Dir kann hier keiner genau sagen, ob Sony oder der Händler in dem Fall kulant sind oder nicht. Das musst du leider selbst rausfinden. Du kannst Glück oder Pech haben.


----------



## Kjyjan (17. Februar 2014)

Die LiPo Akkus haben Schutzschaltungen und lassen sich bei zu niedrigen Akkustand garnicht bis kaum noch laden, hatte mit meinem Xperia auch ähnliche Probleme, manchmal hatte es geholfen nen Besonders Leistungsstarkes Netzteil zum Laden zu nehmen, z.B das 10W USB vom Ipad.


----------



## A.Meier-PS3 (17. Februar 2014)

Ist mir schon klar das es auf einen Versuch hinaus läuft, aber darum hab ich ja auch gefragt wie so *eure* Erfahrungen in der Situation sind.

Ich hoffe nur, ich bekomm das schnell geregelt:
Der Unterschied zwischen meinen Xperia und meinem Ersatzhandy (Simvalley X-80 V4.0) könnte nicht grösser sein > Schwarz/Weiss-Display und nicht mal ein Kalender. 


Edit:
@Kjyjan: Wäre an sich einen Versuch wert, aber das dazugehörige NT ist schon das stärkste USB-NT (4.25W) das ich habe. 


 Edit 2:
 Vorausgesetzt dass das kleine rot/grüne Lämpchen noch richtig funktioniert, müsste der Akku inzwischen zu mindestens 90% geladen sein.


----------



## mattinator (17. Februar 2014)

Bzgl. Kulanz kann ich keine Erfahrung beisteuern, mit Blick auf den Akku vllt. Ich hatte bei meinem Sony Cedar auch mal einen nahezu komplett entladenen Akku. Das hat eine ganze Weile gedauert, bis sich nach Anschluss des Ladegerätes etwas auf dem Handy-Display "gezuckt" hat. Installier Dir doch mal das Tool hier: FJ Software Development, hat u.A. auch einen Monitor bzgl. Ladestrom etc.


----------



## A.Meier-PS3 (17. Februar 2014)

Hallo mattinator

Auf dem Touchscreen selber zuckt rein gar nichts. 

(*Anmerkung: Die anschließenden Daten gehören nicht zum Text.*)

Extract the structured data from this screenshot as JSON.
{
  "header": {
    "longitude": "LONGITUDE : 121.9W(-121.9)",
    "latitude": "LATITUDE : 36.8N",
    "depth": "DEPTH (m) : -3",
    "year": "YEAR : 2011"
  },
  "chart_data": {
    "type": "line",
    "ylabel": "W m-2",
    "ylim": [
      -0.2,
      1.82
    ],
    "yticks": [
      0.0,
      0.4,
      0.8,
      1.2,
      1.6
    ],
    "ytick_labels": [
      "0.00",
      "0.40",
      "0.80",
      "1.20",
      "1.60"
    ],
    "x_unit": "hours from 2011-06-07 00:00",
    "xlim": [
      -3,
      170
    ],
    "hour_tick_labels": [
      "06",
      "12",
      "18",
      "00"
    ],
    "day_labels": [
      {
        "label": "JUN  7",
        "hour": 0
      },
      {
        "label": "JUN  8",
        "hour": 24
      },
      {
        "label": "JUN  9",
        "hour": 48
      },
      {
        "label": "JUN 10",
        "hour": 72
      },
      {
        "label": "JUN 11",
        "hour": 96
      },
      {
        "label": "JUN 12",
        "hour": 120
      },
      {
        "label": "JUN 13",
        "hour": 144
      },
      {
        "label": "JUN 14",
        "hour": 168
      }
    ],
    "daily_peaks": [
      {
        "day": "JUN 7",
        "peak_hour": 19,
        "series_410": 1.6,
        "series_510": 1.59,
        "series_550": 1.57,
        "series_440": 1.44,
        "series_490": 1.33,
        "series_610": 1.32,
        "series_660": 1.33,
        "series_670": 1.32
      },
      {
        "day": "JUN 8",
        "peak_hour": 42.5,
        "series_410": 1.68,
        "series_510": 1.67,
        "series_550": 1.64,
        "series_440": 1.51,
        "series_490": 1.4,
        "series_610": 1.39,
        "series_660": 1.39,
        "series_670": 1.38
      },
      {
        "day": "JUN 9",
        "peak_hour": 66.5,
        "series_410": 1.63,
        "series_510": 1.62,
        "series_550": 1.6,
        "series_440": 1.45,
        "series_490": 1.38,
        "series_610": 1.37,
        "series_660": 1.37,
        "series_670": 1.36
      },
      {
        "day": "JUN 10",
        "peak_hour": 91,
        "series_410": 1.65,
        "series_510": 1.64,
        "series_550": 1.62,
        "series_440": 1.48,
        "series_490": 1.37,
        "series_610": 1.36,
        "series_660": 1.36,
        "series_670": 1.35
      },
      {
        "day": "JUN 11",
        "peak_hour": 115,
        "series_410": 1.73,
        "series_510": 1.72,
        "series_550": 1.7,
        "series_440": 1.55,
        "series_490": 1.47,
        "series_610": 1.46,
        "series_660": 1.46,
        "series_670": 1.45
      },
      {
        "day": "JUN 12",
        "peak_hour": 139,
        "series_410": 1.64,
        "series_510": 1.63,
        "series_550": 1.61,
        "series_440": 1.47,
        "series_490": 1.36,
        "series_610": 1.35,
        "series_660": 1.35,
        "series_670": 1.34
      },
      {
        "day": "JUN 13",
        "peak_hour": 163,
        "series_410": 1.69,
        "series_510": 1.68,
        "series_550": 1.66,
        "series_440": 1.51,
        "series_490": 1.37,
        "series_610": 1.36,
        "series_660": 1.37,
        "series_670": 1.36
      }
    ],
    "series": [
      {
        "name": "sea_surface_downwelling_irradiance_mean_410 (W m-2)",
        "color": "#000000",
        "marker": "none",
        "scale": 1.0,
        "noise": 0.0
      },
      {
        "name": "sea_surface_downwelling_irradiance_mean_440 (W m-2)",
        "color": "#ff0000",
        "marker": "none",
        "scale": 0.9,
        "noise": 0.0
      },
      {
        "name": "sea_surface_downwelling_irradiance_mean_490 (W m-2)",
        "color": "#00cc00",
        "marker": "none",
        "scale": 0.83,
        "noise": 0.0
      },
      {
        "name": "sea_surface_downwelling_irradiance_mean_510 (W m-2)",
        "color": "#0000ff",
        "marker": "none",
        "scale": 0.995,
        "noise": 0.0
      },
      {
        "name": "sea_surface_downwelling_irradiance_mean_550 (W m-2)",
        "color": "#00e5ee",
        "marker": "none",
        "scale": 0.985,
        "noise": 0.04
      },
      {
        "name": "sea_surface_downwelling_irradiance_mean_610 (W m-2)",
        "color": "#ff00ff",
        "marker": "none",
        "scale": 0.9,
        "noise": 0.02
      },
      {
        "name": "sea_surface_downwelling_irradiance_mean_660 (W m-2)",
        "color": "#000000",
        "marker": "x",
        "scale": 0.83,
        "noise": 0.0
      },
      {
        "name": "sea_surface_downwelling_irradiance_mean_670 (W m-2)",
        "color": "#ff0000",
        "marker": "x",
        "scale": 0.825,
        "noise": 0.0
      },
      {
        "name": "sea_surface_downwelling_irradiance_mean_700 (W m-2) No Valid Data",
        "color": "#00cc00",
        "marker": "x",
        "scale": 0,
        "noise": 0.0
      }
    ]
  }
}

Die erwähnte Anzeige-LED ist oberhalb des Touchscreens und die funktioniert vermutlich > normalerweise müsste sich zusätzlich bei ausgeschaltetem Gerät der Touchscreen einschalten und ein grosses Ladesymbol anzeigen, nur passiert eben rein gar nichts. 

Mein Annahme das der Akku nach ca. 1h Ladezeit auf min. 90% Ladestand ist, basiert rein auf dem Farbwechsel von Rot auf Grün des LED-Lämpchens.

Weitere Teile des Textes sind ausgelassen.